The documentary also accomplishes in providing a narrative of the war, which has been rather underexplored till now. How did poor villagers subsisting on agriculture deal with so much violence? How did it impact their lives? And how did the loss of a family member scar them? With the help of in-depth research and well-conducted interviews, we get these poignant answers and then some.

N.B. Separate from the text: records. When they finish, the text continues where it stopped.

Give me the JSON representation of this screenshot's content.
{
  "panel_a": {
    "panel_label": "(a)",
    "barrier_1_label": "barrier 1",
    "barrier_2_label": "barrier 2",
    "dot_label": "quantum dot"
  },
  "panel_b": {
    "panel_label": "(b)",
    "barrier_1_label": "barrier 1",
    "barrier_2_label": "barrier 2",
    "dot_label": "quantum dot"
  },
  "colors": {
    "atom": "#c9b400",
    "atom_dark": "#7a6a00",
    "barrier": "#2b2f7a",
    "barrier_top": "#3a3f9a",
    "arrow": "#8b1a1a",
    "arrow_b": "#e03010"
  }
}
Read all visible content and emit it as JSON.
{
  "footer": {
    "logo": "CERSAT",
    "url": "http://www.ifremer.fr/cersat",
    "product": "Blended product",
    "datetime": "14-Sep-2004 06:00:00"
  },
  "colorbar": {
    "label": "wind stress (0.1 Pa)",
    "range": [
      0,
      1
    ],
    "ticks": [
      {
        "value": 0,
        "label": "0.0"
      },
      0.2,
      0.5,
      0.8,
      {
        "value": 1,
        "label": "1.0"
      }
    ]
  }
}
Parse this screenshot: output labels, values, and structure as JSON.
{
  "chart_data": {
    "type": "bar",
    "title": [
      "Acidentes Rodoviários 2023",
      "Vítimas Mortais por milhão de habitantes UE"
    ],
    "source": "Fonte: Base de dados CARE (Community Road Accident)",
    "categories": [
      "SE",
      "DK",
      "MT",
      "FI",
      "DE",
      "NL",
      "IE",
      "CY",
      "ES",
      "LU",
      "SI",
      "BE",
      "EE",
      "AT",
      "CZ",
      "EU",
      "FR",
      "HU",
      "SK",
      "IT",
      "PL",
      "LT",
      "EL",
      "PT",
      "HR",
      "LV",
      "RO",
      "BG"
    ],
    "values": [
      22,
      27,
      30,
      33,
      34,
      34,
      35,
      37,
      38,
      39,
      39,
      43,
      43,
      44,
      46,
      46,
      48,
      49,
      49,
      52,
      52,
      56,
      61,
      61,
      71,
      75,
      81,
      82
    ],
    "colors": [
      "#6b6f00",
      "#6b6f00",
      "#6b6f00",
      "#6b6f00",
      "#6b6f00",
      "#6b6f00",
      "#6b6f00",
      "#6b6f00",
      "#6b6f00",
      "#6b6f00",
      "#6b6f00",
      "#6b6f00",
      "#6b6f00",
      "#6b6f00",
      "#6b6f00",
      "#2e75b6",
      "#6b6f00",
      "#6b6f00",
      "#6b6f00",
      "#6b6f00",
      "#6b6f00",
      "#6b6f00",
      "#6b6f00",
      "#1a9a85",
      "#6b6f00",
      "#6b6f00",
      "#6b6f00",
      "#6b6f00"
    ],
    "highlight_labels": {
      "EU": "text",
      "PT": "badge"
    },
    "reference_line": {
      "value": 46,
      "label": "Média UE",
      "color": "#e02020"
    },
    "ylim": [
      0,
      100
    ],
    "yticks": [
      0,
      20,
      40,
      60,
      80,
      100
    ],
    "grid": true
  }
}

Battlefield (2025) Documentary
Another still from Battlefield (2025)

The visual piece is also an introspection on the nature of war itself. Although Japanese atrocities on many communities of Asia are now known, and many young people laid their lives in the service of an ideology or their nation, time indeed fades everything. Now the descendants of such soldiers are trying to keep the cause alive and, with mutual collaboration, trying to bring their lost soldiers back home.

Manipur’s serene beauty is etched with the scars and memories of war. From bridges built to ease the movement of troops and now used daily by civilians—quiet conduits to a violent past—to the engines of fighter planes that once claimed young lives and now rest, improbably peaceful, in people’s homes, the soil of Manipur carries stories everywhere. The question that lingers is whether humanity’s enduring appetite for war is still capable of listening. What Borun Thokchom achieves here feels close to the essence of cinema itself.

As a viewer, the film reaches its emotional peaks when sons and daughters, now aged and frail, reach out to Rajeshwor with a simple, devastating request: to find the mortal remains of their parents. Curious grandchildren, searching for ancestry and belonging, find a strange solace in the hills of Manipur as they perform funeral rites for a great-grandfather they never knew. “Battlefield” gives a human face to a war too often reduced to winners and losers, Allies and Axis powers, speeches and statistics. At a time when Manipur is once again torn by brutal violence that has turned communities against each other, Borun’s film stands as a vital visual record of the fragile beauty of peace and the enduring consequences of war.